Three vent wells constructed under the supervision of Shaw and a fourth finished Friday by Texas Brine have run into this problem, parish, state and company officials said Friday.

Patrick Courreges, Louisiana Department of Natural Resources spokesman, said well logging equipment had indicated gas was in the aquifer around the Texas Brine well, but the gas did not flow into the well after the perforations were made.

Shaw is working on a fourth vent well near where an earlier surface probe hit gas south of La 70 South and also has plans to try to unclog the existing wells, Hecox has said.

Despite the questions about the extent of the gas, Shaw scientists have been able to determine that some of the natural gas bubble sites in area waterways are from natural decomposition and not underground formations, including some found at more remote sites nearer to Pierre Part, a Shaw map shows.

Other bubble sites around the sinkhole are from underground formations while a few sites involve a mix of gas from formations and natural decomposition.

Shaw has also set up 18 Geoprobes, another shallow-duty type of well, around the vent wells and in the community to test for gas pressure in the upper strata.
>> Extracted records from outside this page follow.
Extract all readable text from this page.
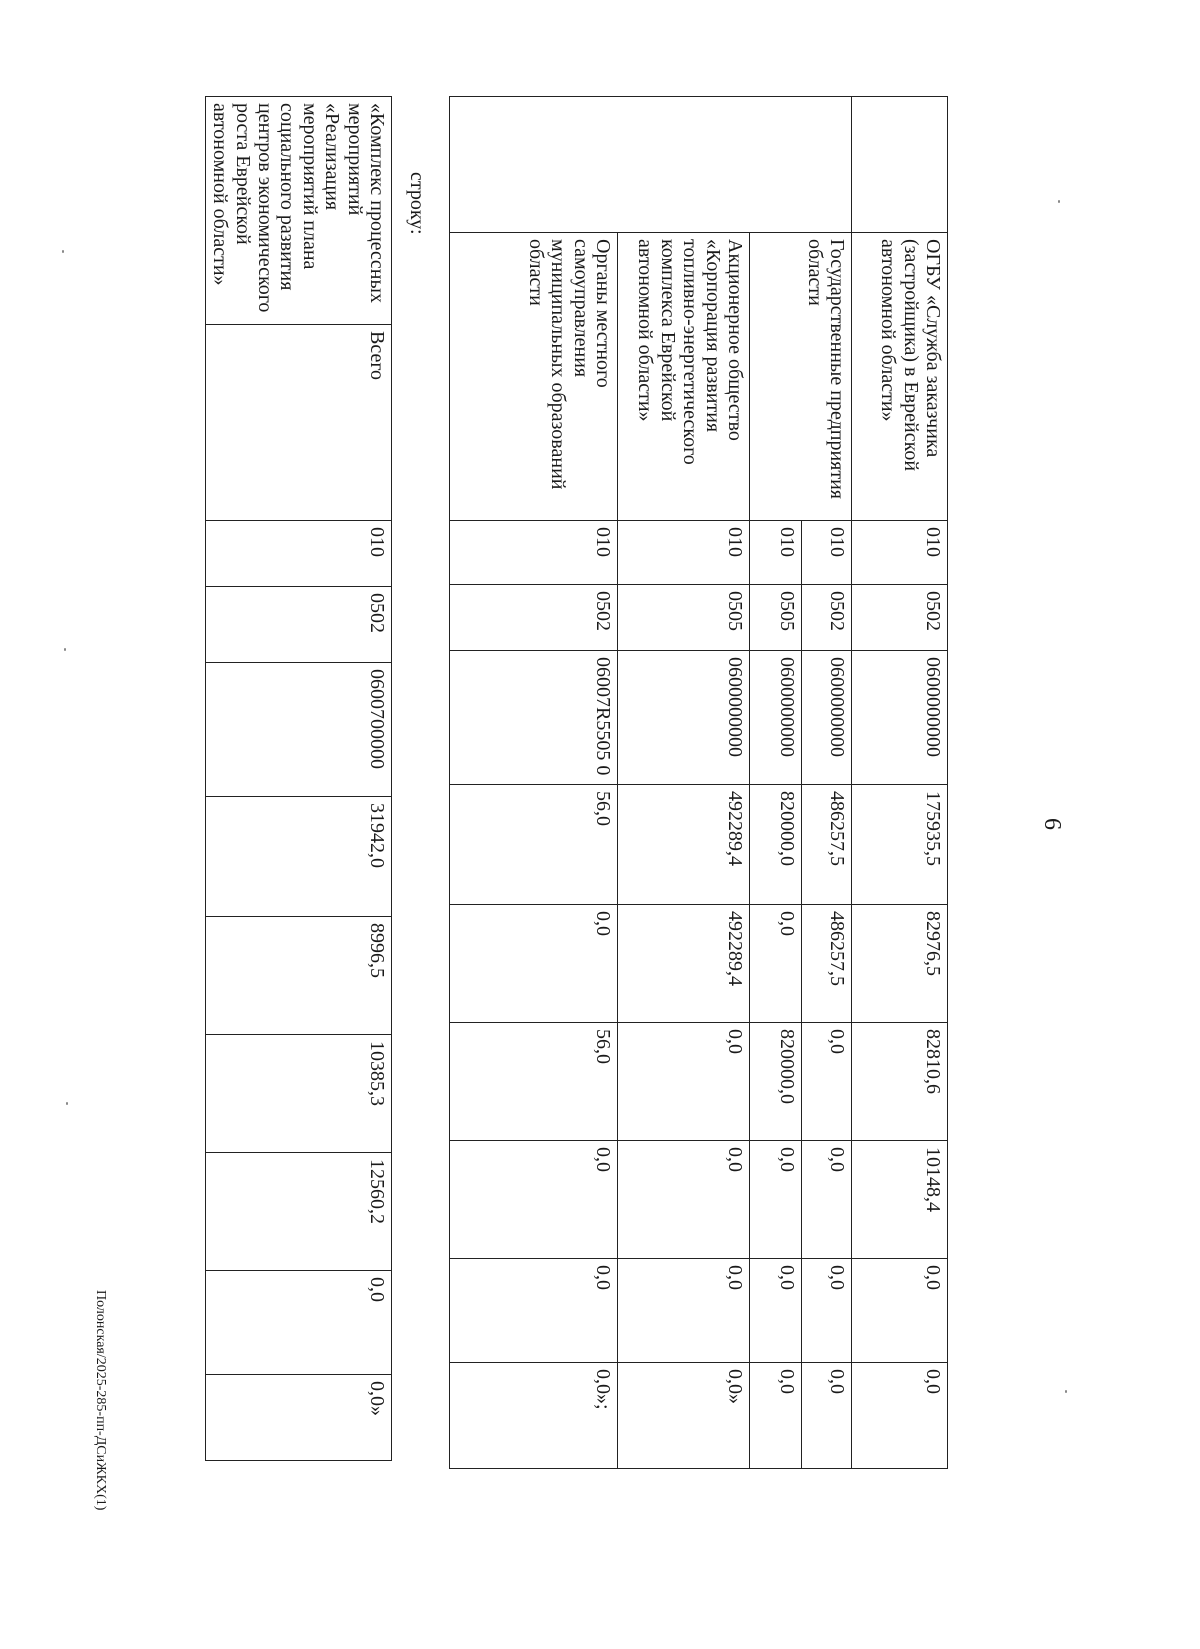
6
Полонская/2025-285-пп-ДСиЖКХ(1)
	ОГБУ «Служба заказчика (застройщика) в Еврейской автономной области»	010	0502	0600000000	175935,5	82976,5	82810,6	10148,4	0,0	0,0
	Государственные предприятия области	010	0502	0600000000	486257,5	486257,5	0,0	0,0	0,0	0,0
		010	0505	0600000000	820000,0	0,0	820000,0	0,0	0,0	0,0
	Акционерное общество «Корпорация развития топливно-энергетического комплекса Еврейской автономной области»	010	0505	0600000000	492289,4	492289,4	0,0	0,0	0,0	0,0»
	Органы местного самоуправления муниципальных образований области	010	0502	06007R5505 0	56,0	0,0	56,0	0,0	0,0	0,0»;
строку:
«Комплекс процессных мероприятий «Реализация мероприятий плана социального развития центров экономического роста Еврейской автономной области»	Всего	010	0502	0600700000	31942,0	8996,5	10385,3	12560,2	0,0	0,0»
The first round of tests from probes are pending and at least six more probes are planned by Texas Brine.

In addition, Shaw is now making weekly, 30-second videos of the bubble sites in area waterways to get a better sense of what is happening with the bubbling as time elapses.
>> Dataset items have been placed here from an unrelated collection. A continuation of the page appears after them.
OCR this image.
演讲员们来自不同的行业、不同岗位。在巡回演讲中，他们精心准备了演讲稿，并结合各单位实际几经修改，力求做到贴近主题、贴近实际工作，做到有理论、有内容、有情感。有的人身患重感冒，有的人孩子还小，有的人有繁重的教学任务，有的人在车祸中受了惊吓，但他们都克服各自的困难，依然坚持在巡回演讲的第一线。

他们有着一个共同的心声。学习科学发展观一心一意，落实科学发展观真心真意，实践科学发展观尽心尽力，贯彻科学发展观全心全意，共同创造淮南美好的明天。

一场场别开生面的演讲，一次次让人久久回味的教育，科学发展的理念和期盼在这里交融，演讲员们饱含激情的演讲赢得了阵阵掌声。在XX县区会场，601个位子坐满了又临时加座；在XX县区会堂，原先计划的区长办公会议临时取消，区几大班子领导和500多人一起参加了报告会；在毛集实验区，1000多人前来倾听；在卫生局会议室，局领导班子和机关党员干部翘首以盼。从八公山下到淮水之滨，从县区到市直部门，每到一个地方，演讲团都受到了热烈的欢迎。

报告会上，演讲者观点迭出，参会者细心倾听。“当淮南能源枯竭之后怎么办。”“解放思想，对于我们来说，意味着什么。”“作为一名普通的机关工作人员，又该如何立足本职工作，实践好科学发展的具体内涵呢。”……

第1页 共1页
Sufficiently high pressures of underground gas can present a risk and have prompted evacuations in the area around the Napoleonville Dome in the past.

In nearby Grand Bayou, east of the sinkhole, natural gas was released in late 2003 into the same aquifer from a Gulf South Pipeline Co. cavern.

Fears of unseen gas collection led to a 50-day evacuation of 28 people and the installation of 36 vent wells that removed 375 million cubic feet of gas.

The gas involved in the Grand Bayou incident came from a failed well tied to storage caverns holding gas under high pressure.

Scientists think the gas under Bayou Corne stems from gas occurring naturally in underground pockets along the salt dome flank that the Texas Brine cavern failure unleashed into the aquifer, the sinkhole, area waterways and the cavern itself.

In late August, aerial testing of the Bayou Corne and Grand Bayou areas showed that gas was not coming directly out of solid land, according to a report.

“While the pressures of the natural gas accumulations in the aquifer near the observation/vent wells have not yet been directly measured, they are believed to be much lower than the pressures observed during the 2003 Gulf South facility natural gas event,” Courreges said in an email.

But the vent wells used to remove gas in Grand Bayou in 2004 did run into a similar problem of silting in, or clogging, as gas pressures diminished, according to regulatory filings with the Louisiana Department of Environmental Quality. Regulators agreed to halt venting once the gas was reduced to a minimum level due to these problems.

Courreges said the problem with the vent wells this time appears to be not only the silty nature of the top of the aquifer but also the low pressure of the natural gas. The aquifer’s tendency to clog makes it a poor medium for producing gas.

“However, the observation/vent wells must target the top of the aquifer, because that is where the natural gas collects,” he said.